Un soggetto con pelle chiara, capelli rossi e occhi chiari, ad esempio, deve applicare una protezione molto alta per tutta la durata della vacanza, mentre un fototipo più alto, tipicamente mediterraneo, può iniziare con una Spf 50 per poi andare a scalare nei giorni successivi.
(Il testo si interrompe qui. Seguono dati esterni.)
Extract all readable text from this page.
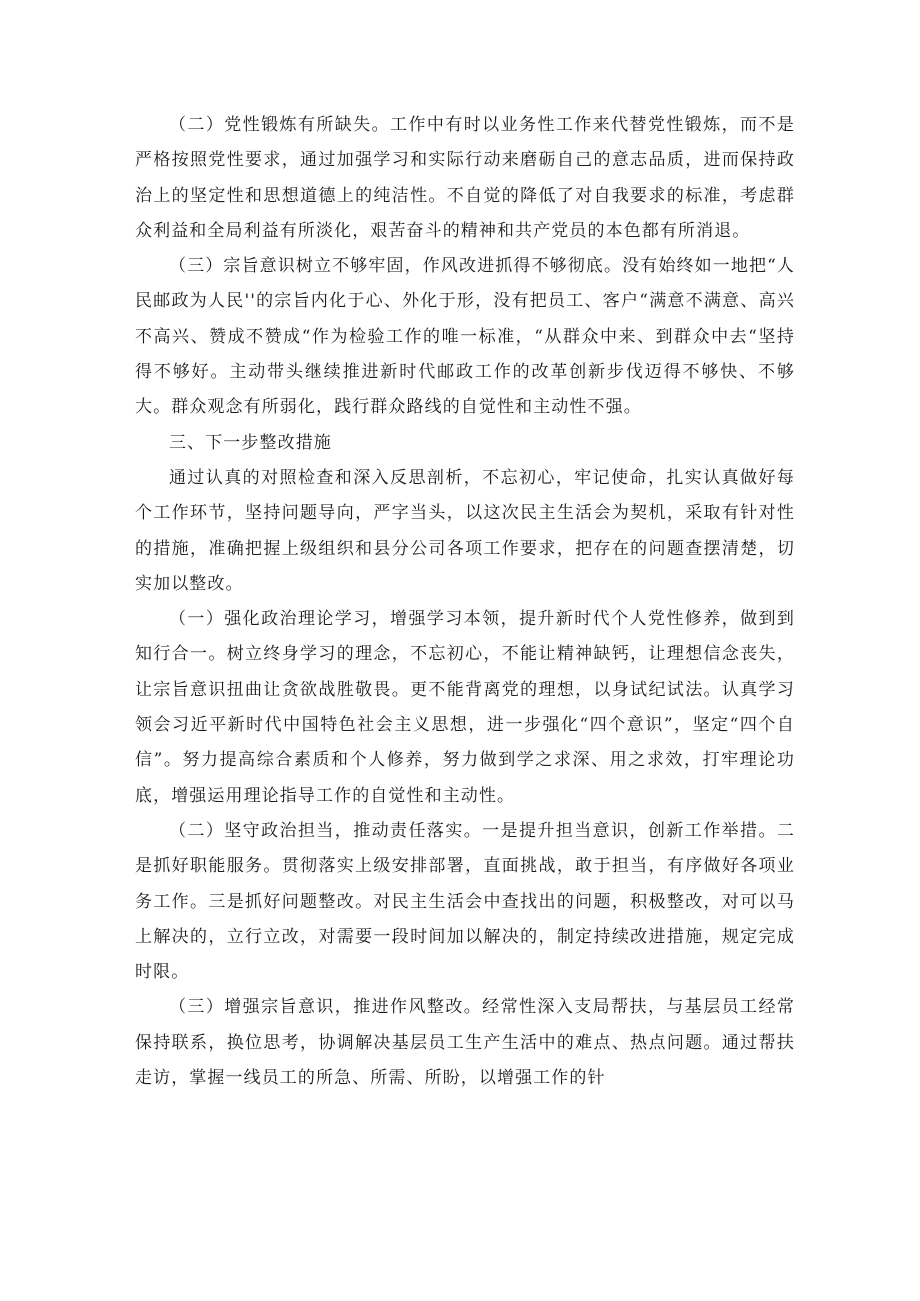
（二）党性锻炼有所缺失。工作中有时以业务性工作来代替党性锻炼，而不是严格按照党性要求，通过加强学习和实际行动来磨砺自己的意志品质，进而保持政治上的坚定性和思想道德上的纯洁性。不自觉的降低了对自我要求的标准，考虑群众利益和全局利益有所淡化，艰苦奋斗的精神和共产党员的本色都有所消退。

（三）宗旨意识树立不够牢固，作风改进抓得不够彻底。没有始终如一地把“人民邮政为人民''的宗旨内化于心、外化于形，没有把员工、客户“满意不满意、高兴不高兴、赞成不赞成“作为检验工作的唯一标准，“从群众中来、到群众中去“坚持得不够好。主动带头继续推进新时代邮政工作的改革创新步伐迈得不够快、不够大。群众观念有所弱化，践行群众路线的自觉性和主动性不强。

三、下一步整改措施

通过认真的对照检查和深入反思剖析，不忘初心，牢记使命，扎实认真做好每个工作环节，坚持问题导向，严字当头，以这次民主生活会为契机，采取有针对性的措施，准确把握上级组织和县分公司各项工作要求，把存在的问题查摆清楚，切实加以整改。

（一）强化政治理论学习，增强学习本领，提升新时代个人党性修养，做到到知行合一。树立终身学习的理念，不忘初心，不能让精神缺钙，让理想信念丧失，让宗旨意识扭曲让贪欲战胜敬畏。更不能背离党的理想，以身试纪试法。认真学习领会习近平新时代中国特色社会主义思想，进一步强化“四个意识”，坚定“四个自信”。努力提高综合素质和个人修养，努力做到学之求深、用之求效，打牢理论功底，增强运用理论指导工作的自觉性和主动性。

（二）坚守政治担当，推动责任落实。一是提升担当意识，创新工作举措。二是抓好职能服务。贯彻落实上级安排部署，直面挑战，敢于担当，有序做好各项业务工作。三是抓好问题整改。对民主生活会中查找出的问题，积极整改，对可以马上解决的，立行立改，对需要一段时间加以解决的，制定持续改进措施，规定完成时限。

（三）增强宗旨意识，推进作风整改。经常性深入支局帮扶，与基层员工经常保持联系，换位思考，协调解决基层员工生产生活中的难点、热点问题。通过帮扶走访，掌握一线员工的所急、所需、所盼，以增强工作的针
A prescindere, però, dal tipo di pelle vi sono degli accorgimenti che valgono per tutti, necessari affinché non si subiscano gli effetti negativi dei raggi ultravioletti.
Stendere la crema prima di arrivare in spiaggia e in abbondante quantità: non è una crema idratante e per tanto non deve essere assorbita ma formare uno strato protettivo e omogeneo sulla pelle.
Riapplicarla dopo aver fatto il bagno o dopo aver sudato.
Stare sotto l’ombrellone nelle ore più calde.
Anche se si è già abbronzati utilizzare un solare con fattore protettivo: la tintarella sarà più uniforme e duratura.

E per i bambini?
Ogni membro della famiglia dovrebbe avere un prodotto ad hoc, in particolare i più piccoli la cui pelle è particolarmente delicata. Prima dei 4 anni il sistema naturale di difesa dei tessuti non è ancora completo. È fondamentale, pertanto, usare creme solari specifiche per bimbi con Spf 50, resistenti all’acqua e al sudore.

Sono prodotti creati con filtri fisici, costituiti da minuscole particelle minerali che riflettono i raggi solari, impedendo loro di raggiungere l’epidermide. Proprio perché respingono allo stesso modo sia le frequenze Uva sia quelle Uvb, i filtri fisici sono raccomandati anche alle persone soggette ad allergie e dalla pelle particolarmente sensibile.

E se da una parte le mamme possono utilizzare la protezione solare dei loro bambini, nonostante sia un po’ pastosa e meno gradevole dal punto di vista estetico, dall’altra le creme per gli adulti sono sconsigliate per i più piccoli perché spesso a base di filtri chimici: sono molecole sintetiche che agiscono assorbendo e «intrappolando» le radiazioni del sole, trattenendone l’energia. I prodotti più diffusi, se a base di soli filtri chimici, proteggono dagli Uvb nelle misure indicate dal fattore di protezione solare (Spf), ma devono proteggere anche dagli Uva precisandone il grado offerto per questa parte della radiazione solare.